Ich kam zur Hochzeit meines Sohnes, und er versperrte mir den Kircheneingang und sagte: „Du warst nicht eingeladen, Mama.“ Ich widersprach nicht. Ich flehte nicht. Ich antwortete nur mit sieben Worten: „Okay. Aber schau später auf dein Handy, mein Schatz.“
„Du warst nicht eingeladen, Mama.“
Daniel stand im Eingang der St.-Andreas-Kirche, eine Hand umklammerte den geschnitzten Eichentürrahmen, als wolle er mich draußen halten. Sanfte Orgelmusik erfüllte den Kirchenraum, während sich fast zweihundert Gäste umdrehten, um zuzusehen.
Ich trug das blaue Seidenkleid, von dem er mir einmal gesagt hatte, es ließe mich elegant aussehen. In meiner Handtasche lag die Uhr, die ihm sein Vater vor seinem Tod durch den Krebs hinterlassen hatte. Ich hatte vorgehabt, sie Daniel kurz vor der Zeremonie zu geben.
Stattdessen blickte er immer wieder zur Straße, aus Sorge, dass jemand Einflussreiches uns zusammen bemerken könnte.

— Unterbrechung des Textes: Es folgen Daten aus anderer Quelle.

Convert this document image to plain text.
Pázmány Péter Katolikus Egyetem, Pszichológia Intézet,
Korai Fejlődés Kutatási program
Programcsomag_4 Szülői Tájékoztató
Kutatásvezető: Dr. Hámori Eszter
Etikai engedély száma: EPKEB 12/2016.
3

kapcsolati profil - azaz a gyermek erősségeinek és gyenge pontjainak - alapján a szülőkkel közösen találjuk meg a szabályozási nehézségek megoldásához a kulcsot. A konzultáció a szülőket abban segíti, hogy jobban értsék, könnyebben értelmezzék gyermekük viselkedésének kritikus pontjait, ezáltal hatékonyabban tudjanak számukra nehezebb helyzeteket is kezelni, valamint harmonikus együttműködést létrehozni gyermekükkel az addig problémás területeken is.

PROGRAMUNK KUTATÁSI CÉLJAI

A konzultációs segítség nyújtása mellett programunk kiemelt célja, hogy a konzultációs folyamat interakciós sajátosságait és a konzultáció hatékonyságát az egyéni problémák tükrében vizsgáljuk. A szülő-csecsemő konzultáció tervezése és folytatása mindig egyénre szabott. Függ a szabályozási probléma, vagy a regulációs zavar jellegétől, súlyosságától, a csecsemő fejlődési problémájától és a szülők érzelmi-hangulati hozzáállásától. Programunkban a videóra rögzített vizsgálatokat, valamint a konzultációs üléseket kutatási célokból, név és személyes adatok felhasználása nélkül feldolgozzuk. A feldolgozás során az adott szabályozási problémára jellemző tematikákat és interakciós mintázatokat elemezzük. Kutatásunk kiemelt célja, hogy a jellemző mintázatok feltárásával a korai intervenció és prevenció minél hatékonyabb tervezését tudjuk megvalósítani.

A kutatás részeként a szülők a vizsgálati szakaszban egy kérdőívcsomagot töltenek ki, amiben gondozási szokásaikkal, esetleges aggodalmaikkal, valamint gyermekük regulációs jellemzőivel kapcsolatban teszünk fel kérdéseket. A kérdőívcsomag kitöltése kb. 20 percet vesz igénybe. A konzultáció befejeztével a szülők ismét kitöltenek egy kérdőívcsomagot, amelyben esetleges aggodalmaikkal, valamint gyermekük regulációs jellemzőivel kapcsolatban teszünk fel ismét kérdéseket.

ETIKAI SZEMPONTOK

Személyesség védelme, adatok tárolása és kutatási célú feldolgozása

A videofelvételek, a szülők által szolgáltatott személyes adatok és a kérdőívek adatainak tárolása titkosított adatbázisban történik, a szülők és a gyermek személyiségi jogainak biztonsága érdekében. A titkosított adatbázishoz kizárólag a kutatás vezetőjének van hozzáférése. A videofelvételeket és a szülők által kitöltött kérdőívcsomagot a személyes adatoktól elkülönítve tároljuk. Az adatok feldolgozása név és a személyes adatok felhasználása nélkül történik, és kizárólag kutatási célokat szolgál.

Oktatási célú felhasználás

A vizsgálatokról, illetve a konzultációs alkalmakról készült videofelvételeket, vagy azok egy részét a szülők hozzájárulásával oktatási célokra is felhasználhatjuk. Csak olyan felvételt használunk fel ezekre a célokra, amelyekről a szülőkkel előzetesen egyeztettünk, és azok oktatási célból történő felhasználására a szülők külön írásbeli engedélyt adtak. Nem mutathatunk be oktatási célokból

„Vanessa möchte, dass es heute etwas Besonderes wird“, flüsterte er. „Keine Szenen. Keine Geschichten darüber, wie hart du gearbeitet hast, um mich großzuziehen.“
Die Ironie hätte mich beinahe zum Lächeln gebracht.
Diese „harte Arbeit“ hatte ihm seine Ausbildung, seine erste Wohnung und sogar die luxuriöse Hotelsuite finanziert, in der Vanessas Familie die ganze Woche verbracht hatte. Doch im letzten Jahr hatte Daniel mich lediglich als „pensionierten Caterer“ vorgestellt. Er verschwieg geflissentlich, dass ich Hale Hospitality von einer gemieteten Küche zu einem Privatunternehmen mit elf Hotels und sechsundzwanzig Veranstaltungsorten aufgebaut hatte.
Ich hatte ihn zum Chief Development Officer befördert, weil ich der Überzeugung war, dass ihm die Verantwortung helfen würde, reifer zu werden.
Stattdessen bestärkte es nur sein Anspruchsdenken.
Vanessa schritt in Spitze und Perlen neben ihm her. Ihr Vater, Senator Whitmore, beobachtete das Geschehen vom Gang aus mit dem gelassenen Ausdruck eines Mannes, der erwartete, dass ihm ein Unannehmlichkeitspunkt beseitigt würde.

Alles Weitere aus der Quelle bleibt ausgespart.